2) 3-units - DEAL. The total loan required is $82,800 and if the ARV is correct, our Loan to Value is only 57% (this fits in nicely with our max LTV of 65%)
Next step: since the borrower is a beginner, we require him to prequalify first with our portfolio lender so our exit strategy is assured. Once he is prequalified and his numbers have been verified, we will definitely fund his deal.
Do our decisions make sense? Any comment or feedback specially from experienced lenders will be appreciated.
ORGANIZING FOR SUCCESS
My partner and I talked last Friday and finalized our Underwriting Guidelines (these help us decide whether or not we'll fund a deal), our Loan Application Form and our Loan Application Process. In the latter, we decided on who will do what so there will be no finger-pointing down the road as to who should have done what tasks - who is responsible is clear from the very beginning. We've also finalized our Loan Products and the interest rates and points we'll charge for each loan type.
We don't need additional capital right now as we have plenty. However, as a wise investor pointed out: You have to dig the well way before you are thirsty. So, we are always raising capital. How do we do this? Networking with other real estate investors.
In raising money, I don't go in front of a room full of people and ask for money (nor do I pass out flyers saying I need money). That's asking for trouble with the SEC because you might be deemed as selling a security. Instead, I talk to people one-on-one and get to know them first. I find out what their goals and dreams are. I find out what help they need and I genuinely help them. I sometimes find resources for people and I refer them my dream team of real estate attorneys, title companies, investor-friendly real estate agents, contractors, lenders, etc. I don't even talk about my lending business or my real estate business. When I network with people, it's not about me - it's about the person I am talking with.
Then I follow up and build the relationship through constant communication. Coffee meetings, phone calls, etc. I am willing to be patient and invest the time. Months...even years of building relationships are all worth the investment. When you have a pre-existing relationship with someone and that someone invested money with you or lent you money, the SEC does not frown upon that.

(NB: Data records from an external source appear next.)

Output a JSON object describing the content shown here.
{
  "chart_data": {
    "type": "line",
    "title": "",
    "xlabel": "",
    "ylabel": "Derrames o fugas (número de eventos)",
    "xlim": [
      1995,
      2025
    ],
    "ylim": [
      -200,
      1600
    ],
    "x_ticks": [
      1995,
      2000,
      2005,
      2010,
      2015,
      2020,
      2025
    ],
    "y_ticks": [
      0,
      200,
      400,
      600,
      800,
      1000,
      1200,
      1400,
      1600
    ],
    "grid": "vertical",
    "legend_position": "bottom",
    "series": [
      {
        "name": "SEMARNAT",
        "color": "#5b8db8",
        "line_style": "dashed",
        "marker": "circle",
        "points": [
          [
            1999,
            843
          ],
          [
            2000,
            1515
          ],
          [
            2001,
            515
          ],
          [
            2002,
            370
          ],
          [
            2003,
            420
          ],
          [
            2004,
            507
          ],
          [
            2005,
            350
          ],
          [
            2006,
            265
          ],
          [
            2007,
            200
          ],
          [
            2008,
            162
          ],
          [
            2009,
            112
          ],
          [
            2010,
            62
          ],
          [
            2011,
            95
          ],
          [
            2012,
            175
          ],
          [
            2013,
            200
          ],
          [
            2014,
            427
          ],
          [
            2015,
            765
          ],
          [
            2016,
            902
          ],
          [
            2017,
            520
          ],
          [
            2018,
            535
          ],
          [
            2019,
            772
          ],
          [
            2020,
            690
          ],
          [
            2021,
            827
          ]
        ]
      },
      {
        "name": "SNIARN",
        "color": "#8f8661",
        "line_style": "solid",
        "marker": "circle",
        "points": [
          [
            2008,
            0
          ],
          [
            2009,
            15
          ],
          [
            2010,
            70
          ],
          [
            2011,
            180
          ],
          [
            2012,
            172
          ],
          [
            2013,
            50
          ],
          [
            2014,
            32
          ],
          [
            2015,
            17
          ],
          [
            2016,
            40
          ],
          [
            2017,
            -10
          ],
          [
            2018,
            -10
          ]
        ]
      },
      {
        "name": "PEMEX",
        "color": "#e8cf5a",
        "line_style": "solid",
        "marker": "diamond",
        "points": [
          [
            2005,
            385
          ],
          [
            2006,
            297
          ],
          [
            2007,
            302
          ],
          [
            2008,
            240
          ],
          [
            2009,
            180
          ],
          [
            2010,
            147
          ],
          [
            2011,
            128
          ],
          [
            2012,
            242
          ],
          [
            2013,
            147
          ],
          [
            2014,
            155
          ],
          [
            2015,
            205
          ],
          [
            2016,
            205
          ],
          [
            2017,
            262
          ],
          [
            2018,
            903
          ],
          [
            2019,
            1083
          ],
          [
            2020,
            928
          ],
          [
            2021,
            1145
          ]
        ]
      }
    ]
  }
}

I am willing to plant the seed of goodwill (through networking as I described above) and water it (through follow up and building the relationship). I might do this with 100 people and only 1 will invest with me eventually but if I've helped all 100, it's ALL worthwhile. Real estate investing and lending money is fun but what makes it even more fun and worthwhile is if you work with people you trust and like. In the end, real estate investing, lending or any business is about relationships.
So dig a lot of wells NOW and if you do it right, you will not be thirsty of capital :)
Do you have any questions or comments? Write them below.